On the surrender of York (16 July 1644) Fairfax was appointed governor, and charged with the reduction of the remaining royalist garrisons in Yorkshire (Rushworth, v. 641). In December he captured the town of Pontefract, but was unable to take the castle or to prevent its relief by Sir Marmaduke Langdale in March (Surtees Society Miscellanea, 1861; Siege of Pontefract, pp. 3, 8, 16). The passing of the self-denying ordinance obliged him to resign his command, but he continued one of the chief members of the committee established at York for the government of the northern counties. On 24 July 1645 parliament also appointed him steward of the manor of Pontefract (Old Parliamentary History, xiv. 27). Fairfax died on 14 March 1648, in consequence of an accident, and was buried at Bolton Percy (Markham, p. 303). By his first wife, Mary, daughter of Lord Sheffield, he had issue Thomas, afterwards third lord Fairfax [q. v.], Charles, who became colonel of horse in the parliamentary army, and was killed at Marston Moor, and six daughters. In 1646 he married Rhoda, daughter of Thomas Chapman of Hertfordshire, and widow of Thomas Hussey of Lincolnshire, by whom he had one daughter (Fairfax Correspondence, i. preface p. lxxv, iii. 320).

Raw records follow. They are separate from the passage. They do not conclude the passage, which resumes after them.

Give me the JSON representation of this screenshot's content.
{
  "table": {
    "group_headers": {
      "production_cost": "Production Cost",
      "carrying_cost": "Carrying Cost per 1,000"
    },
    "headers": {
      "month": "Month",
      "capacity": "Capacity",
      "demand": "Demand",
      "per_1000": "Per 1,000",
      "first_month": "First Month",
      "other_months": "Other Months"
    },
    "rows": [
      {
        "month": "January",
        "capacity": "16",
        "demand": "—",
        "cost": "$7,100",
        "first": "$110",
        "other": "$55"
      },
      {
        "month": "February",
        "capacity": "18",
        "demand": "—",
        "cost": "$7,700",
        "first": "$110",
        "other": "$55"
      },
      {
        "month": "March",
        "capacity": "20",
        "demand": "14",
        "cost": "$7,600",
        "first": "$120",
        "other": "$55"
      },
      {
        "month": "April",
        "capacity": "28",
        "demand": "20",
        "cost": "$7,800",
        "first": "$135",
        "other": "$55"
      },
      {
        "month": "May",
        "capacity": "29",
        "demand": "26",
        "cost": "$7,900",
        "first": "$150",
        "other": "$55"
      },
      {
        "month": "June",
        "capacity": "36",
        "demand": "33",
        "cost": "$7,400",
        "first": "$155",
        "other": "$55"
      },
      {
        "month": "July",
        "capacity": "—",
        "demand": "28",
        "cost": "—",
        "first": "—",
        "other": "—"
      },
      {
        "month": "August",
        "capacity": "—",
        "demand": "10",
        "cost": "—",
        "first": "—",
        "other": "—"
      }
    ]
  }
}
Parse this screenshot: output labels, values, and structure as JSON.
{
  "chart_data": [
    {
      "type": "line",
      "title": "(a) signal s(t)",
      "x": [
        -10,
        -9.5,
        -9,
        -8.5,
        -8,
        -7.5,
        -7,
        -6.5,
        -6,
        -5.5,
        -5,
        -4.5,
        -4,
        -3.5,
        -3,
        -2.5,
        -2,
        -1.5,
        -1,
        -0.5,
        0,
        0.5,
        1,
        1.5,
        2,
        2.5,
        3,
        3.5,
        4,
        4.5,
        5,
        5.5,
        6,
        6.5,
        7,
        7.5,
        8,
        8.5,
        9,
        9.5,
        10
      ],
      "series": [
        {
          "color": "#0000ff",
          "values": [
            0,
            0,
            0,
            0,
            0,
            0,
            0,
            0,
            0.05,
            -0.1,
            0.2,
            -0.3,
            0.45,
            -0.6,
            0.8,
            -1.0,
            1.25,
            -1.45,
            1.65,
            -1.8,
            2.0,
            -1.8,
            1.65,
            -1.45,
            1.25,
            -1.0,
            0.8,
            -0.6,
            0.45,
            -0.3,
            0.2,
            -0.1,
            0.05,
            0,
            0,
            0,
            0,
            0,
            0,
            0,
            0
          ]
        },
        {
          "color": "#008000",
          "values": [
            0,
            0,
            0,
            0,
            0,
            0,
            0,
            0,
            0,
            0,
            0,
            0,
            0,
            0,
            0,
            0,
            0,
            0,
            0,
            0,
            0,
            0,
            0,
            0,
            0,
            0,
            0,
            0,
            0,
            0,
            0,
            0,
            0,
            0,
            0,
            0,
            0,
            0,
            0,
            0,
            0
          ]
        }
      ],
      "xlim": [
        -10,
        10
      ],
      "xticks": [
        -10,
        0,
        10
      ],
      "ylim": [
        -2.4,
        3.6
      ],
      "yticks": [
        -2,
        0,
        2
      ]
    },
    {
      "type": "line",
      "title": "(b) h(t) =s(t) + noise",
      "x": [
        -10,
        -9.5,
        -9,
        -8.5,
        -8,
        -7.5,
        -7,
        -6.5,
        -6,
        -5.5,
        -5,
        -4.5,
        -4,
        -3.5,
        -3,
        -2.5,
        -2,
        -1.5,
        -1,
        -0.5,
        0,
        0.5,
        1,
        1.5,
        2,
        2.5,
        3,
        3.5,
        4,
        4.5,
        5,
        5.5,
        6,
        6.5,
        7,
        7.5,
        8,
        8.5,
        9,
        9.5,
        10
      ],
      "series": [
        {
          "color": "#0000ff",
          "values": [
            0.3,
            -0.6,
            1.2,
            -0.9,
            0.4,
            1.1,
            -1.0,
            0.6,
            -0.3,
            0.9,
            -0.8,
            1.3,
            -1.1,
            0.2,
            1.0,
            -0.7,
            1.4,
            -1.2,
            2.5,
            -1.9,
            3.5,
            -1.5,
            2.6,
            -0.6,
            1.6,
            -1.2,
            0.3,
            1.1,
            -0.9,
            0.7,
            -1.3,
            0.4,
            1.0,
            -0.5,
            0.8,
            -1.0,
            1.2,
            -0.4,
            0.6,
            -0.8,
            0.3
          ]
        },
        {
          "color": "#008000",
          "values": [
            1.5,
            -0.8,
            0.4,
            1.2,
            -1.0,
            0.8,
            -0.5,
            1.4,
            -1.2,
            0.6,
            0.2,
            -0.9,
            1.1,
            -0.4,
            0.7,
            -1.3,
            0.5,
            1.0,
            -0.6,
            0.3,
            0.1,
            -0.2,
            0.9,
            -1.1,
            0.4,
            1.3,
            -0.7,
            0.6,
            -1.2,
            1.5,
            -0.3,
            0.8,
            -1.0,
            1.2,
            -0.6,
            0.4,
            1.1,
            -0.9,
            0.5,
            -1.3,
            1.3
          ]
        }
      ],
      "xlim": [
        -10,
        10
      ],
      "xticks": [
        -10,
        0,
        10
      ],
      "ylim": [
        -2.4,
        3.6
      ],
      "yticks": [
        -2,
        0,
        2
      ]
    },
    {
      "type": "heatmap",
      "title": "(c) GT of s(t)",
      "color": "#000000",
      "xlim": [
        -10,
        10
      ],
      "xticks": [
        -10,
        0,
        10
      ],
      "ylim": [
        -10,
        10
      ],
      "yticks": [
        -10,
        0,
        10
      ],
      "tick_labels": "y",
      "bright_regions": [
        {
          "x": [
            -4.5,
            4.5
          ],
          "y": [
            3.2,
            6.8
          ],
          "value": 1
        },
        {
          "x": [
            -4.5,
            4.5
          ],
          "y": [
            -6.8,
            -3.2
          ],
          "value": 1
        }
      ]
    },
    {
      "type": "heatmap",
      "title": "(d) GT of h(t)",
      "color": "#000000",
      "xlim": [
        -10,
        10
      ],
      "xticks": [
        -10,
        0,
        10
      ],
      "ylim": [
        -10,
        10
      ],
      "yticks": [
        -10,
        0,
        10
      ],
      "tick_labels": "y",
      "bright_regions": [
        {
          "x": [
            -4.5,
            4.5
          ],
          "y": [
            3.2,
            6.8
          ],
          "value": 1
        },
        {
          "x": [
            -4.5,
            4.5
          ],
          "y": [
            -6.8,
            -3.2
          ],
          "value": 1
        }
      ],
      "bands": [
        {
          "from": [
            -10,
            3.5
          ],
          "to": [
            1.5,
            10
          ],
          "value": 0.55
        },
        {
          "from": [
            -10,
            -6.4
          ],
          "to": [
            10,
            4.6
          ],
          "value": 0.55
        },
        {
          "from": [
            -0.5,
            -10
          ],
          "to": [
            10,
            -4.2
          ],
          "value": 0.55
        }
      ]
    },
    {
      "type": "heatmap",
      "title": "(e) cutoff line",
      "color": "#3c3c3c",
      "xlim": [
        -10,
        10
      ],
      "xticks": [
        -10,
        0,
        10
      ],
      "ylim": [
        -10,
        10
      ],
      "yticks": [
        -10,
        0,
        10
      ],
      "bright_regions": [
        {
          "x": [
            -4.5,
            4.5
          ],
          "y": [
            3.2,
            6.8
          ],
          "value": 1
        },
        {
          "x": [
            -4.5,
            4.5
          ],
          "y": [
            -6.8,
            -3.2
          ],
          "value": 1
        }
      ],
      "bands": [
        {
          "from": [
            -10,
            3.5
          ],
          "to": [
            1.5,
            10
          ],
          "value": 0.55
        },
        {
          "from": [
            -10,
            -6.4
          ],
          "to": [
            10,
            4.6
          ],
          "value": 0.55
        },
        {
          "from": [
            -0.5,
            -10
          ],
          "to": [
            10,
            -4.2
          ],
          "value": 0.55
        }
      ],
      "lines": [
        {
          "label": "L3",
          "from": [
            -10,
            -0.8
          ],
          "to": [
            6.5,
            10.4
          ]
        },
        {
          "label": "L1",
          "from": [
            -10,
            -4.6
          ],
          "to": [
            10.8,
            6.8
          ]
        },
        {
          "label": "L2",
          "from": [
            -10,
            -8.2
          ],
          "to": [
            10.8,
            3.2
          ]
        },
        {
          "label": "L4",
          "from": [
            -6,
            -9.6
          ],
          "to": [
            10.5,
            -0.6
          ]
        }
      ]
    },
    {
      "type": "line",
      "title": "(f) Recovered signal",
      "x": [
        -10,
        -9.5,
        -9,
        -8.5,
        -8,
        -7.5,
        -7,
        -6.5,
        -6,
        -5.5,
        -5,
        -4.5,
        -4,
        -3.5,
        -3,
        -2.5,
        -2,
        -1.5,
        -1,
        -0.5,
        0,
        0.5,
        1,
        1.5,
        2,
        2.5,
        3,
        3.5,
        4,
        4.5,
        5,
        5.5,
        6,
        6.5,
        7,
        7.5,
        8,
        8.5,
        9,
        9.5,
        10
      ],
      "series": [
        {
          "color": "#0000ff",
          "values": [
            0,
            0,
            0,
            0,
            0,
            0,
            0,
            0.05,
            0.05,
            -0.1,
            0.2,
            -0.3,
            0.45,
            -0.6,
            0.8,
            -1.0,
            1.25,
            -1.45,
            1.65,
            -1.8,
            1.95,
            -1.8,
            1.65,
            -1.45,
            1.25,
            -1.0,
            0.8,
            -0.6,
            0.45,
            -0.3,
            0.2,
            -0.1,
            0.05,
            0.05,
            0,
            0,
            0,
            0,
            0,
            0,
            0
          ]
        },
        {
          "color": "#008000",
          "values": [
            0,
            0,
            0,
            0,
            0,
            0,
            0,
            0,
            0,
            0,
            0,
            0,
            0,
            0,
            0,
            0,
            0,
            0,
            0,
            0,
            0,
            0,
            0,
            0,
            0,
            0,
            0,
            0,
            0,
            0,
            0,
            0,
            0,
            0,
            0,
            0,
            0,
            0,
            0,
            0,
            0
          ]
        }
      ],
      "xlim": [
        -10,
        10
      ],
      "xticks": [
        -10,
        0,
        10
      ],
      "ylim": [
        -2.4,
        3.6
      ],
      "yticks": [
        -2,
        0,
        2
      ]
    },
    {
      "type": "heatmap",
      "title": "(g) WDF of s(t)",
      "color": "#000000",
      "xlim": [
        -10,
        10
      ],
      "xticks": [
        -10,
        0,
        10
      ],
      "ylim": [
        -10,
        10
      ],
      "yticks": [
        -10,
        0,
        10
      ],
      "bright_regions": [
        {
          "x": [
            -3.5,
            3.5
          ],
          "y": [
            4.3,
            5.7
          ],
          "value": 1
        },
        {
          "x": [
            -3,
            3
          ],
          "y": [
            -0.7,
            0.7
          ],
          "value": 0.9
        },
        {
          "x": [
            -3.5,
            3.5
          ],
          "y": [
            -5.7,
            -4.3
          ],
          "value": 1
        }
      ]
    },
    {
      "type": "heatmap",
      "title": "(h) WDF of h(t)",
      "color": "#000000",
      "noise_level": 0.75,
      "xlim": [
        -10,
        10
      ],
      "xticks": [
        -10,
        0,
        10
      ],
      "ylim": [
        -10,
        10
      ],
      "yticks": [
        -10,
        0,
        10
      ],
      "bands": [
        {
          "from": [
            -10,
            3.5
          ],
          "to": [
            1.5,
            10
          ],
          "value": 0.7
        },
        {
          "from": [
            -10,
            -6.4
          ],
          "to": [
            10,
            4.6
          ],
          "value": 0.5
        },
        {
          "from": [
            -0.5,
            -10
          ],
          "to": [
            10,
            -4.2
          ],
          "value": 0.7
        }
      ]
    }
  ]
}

The will of Fairfax, together with a poem on his death, is printed in the ‘Fairfax Correspondence’ (i. preface p. lxxxiv). A list of pictures, engravings, and medals representing him is given by Markham (Life of the Great Lord Fairfax, p. 428). Portraits are also given by Vicars (England's Worthies, 1647, p. 35), and Ricraft (Champions of England, 1647, p. 28).

[Fairfax Correspondence, vols. i. ii. 1848, ed. Johnson, iii. iv. 1849, ed. Bell; Markham's Life of the Great Lord Fairfax, 1870; Parl. Hist. of England, 1751–62, 8vo; Rushworth's Historical Collections.]